Accuracy of the zeroth- and second-order shallow-ice approximation – numerical and theoretical results

Abstract

Abstract. In ice sheet modelling, the shallow-ice approximation (SIA) and second-order shallow-ice approximation (SOSIA) schemes are approaches to approximate the solution of the full Stokes equations governing ice sheet dynamics. This is done by writing the solution to the full Stokes equations as an asymptotic expansion in the aspect ratio ε, i.e. the quotient between a characteristic height and a characteristic length of the ice sheet. SIA retains the zeroth-order terms and SOSIA the zeroth-, first-, and second-order terms in the expansion. Here, we evaluate the order of accuracy of SIA and SOSIA by numerically solving a two-dimensional model problem for different values of ε, and comparing the solutions with afinite element solution to the full Stokes equations obtained from Elmer/Ice. The SIA and SOSIA solutions are also derived analytically for the model problem. For decreasing ε, the computed errors in SIA and SOSIA decrease, but not always in the expected way. Moreover, they depend critically on a parameter introduced to avoid singularities in Glen's flow law in the ice model.

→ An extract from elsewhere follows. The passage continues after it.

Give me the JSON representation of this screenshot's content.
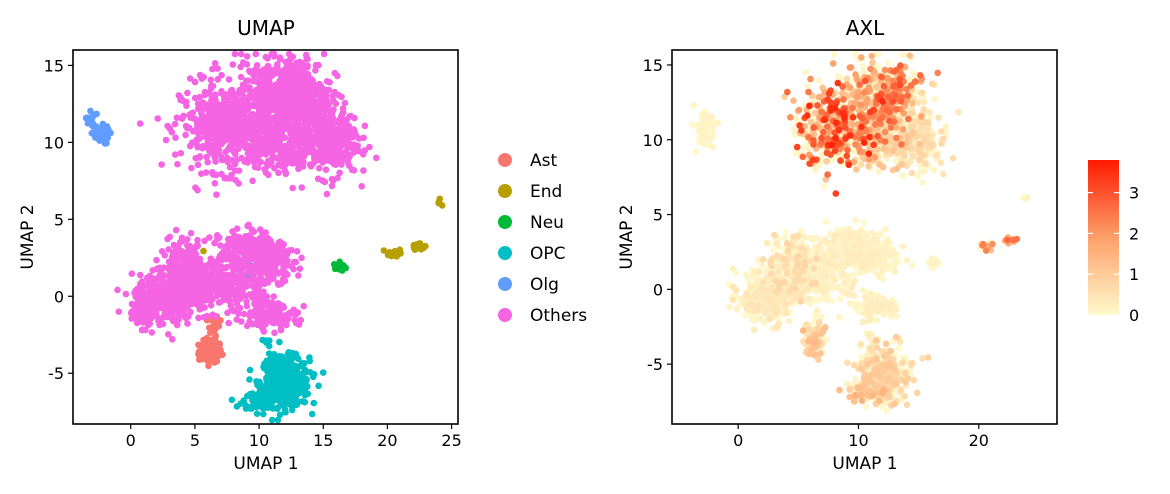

This is because the assumptions behind the SIA and SOSIA neglect a thick, high-viscosity boundary layer near the ice surface. The sensitivity to the parameter is explained by the analytical solutions. As a verification of the comparison technique, the SIA and SOSIA solutions for a fluid with Newtonian rheology are compared to the solutions by Elmer/Ice, with results agreeing very well with theory.